Besides working with Project Conserve while in Elk River, Pomeroy expanded and developed an Energy City High 5 program for businesses, which launched June 1. It includes a packet of information with ideas for how businesses can conserve electricity and water and reduce waste and suggestions for employee initiatives.Businesses choosing to participate pick which activities they’d like to do and earn points toward an Energy City High 5 award.

“I think that businesses and people want to conserve energy and do something good for the environment,” Pomeroy said. Energy City High 5 pulls the information together in one place and makes it easy to do, he said.

In the last year Pomeroy also helped with the city’s organics recycling program. He worked on a grant, designed cartoons about organics recycling that appeared in the city’s newsletter and made a mailer for utilities customers.

Another project was GreenStep Cities.

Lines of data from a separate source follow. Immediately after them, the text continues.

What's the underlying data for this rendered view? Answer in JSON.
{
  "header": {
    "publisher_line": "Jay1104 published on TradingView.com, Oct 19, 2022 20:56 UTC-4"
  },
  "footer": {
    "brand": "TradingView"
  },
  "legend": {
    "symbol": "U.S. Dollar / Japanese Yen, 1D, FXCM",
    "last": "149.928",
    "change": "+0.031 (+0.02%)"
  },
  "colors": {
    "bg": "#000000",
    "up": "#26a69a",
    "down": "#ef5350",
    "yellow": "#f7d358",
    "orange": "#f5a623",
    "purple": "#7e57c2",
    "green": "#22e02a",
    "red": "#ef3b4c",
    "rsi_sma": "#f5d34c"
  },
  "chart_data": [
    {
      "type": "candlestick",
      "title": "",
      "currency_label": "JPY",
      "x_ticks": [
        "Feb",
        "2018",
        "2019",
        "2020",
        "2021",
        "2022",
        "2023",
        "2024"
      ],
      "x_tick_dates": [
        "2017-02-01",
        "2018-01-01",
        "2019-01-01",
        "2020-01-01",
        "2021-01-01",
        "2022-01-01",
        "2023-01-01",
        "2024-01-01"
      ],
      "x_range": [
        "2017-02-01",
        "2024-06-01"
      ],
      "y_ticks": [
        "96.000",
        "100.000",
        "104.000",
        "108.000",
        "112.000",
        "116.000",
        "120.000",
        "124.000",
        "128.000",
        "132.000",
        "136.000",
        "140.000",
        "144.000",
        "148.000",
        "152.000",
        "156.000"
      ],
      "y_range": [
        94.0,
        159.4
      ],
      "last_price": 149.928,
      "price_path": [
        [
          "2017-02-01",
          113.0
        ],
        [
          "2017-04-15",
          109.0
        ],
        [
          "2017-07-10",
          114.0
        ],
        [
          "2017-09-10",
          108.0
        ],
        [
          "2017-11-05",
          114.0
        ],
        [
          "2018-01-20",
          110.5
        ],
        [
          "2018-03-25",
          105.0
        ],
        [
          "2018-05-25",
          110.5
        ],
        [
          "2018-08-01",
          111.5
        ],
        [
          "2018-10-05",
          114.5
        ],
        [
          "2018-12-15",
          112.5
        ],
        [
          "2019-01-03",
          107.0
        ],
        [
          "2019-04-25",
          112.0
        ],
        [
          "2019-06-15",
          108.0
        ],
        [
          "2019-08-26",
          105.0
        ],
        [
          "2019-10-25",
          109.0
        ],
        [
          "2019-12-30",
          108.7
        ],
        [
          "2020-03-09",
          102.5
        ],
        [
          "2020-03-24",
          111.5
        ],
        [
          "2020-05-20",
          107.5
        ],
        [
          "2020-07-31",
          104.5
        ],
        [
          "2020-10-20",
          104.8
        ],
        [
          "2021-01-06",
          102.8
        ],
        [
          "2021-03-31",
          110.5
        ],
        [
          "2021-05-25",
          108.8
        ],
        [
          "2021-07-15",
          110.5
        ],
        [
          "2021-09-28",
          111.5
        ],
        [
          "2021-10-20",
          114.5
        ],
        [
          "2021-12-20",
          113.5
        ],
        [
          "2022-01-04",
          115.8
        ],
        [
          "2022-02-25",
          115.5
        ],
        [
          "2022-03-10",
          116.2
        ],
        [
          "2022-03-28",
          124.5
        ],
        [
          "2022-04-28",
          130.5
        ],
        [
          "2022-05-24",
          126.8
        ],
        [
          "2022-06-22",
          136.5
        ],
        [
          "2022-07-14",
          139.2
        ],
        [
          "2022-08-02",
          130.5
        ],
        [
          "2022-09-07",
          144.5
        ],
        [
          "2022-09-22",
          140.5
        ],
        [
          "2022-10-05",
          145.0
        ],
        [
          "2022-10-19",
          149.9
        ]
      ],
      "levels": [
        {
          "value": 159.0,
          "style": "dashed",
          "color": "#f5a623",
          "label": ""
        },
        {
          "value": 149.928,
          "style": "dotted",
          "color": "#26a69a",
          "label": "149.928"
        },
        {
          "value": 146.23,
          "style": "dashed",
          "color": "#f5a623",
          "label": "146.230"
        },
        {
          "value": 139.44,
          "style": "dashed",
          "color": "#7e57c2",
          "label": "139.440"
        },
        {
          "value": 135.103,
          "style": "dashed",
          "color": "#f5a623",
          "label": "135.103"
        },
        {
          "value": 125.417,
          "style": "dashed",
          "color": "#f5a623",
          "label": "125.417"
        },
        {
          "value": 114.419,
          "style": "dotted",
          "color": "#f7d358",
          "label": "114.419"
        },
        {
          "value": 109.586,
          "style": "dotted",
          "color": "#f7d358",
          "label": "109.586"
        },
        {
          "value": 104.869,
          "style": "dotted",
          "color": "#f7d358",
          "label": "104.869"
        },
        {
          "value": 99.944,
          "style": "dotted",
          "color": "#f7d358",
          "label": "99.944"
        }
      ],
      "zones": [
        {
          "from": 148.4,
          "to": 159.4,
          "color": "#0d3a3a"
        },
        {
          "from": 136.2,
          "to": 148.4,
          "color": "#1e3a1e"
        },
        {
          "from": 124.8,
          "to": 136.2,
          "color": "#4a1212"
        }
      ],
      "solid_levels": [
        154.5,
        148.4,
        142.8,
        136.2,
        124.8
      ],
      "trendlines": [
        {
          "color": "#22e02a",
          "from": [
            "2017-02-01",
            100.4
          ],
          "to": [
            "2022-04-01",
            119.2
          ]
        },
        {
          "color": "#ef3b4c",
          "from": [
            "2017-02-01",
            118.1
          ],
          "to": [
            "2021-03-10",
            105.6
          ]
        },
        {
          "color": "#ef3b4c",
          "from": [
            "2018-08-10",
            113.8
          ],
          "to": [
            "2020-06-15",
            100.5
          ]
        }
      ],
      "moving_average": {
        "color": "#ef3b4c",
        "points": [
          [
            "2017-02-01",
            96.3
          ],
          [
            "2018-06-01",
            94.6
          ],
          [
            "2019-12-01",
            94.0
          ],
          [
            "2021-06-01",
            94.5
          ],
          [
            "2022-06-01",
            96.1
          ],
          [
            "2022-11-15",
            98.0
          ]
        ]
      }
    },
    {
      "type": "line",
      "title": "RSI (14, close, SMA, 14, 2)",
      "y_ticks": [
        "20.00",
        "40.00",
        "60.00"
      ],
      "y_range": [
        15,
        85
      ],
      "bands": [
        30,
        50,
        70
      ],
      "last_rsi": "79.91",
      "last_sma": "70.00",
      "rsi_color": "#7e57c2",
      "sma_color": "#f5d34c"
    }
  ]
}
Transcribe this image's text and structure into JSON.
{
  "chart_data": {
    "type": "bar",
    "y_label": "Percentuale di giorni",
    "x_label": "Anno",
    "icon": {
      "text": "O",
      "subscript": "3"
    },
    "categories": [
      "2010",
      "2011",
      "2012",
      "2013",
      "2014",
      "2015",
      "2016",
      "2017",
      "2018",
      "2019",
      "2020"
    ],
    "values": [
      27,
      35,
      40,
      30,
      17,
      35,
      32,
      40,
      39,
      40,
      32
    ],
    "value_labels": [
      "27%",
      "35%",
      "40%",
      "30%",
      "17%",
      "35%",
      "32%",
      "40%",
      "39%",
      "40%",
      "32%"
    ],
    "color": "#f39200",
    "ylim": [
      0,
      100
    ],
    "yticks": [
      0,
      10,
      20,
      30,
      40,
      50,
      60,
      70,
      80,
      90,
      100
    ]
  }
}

Pomeroy did the documentation that enabled Elk River to get the designation of a “Step 2” GreenStep City. Only six other cities in the state have that designation.

He also was very involved in planning for the Energy Expo, which was held in March. And, he worked with preschoolers through the early childhood family development program at Handke in Elk River.

Pomeroy finished up his stint in Elk River on Aug. 23.

He isn’t sure where his career path will lead. He’s already writing four articles a week for a Chicago-based science website, www.realclearscience.com, and will be working this fall as a soccer referee.

He said he’s had a great experience in Elk River and ultimately hopes to land a job in the green sector.

“I believe that living your life efficiently and sustainably is morally the right thing to do,” Pomeroy said. “We have been blessed with so many wonderful things in this life and we should not take them for granted. It doesn’t make sense to live our lives today in a way that could jeopardize tomorrow.”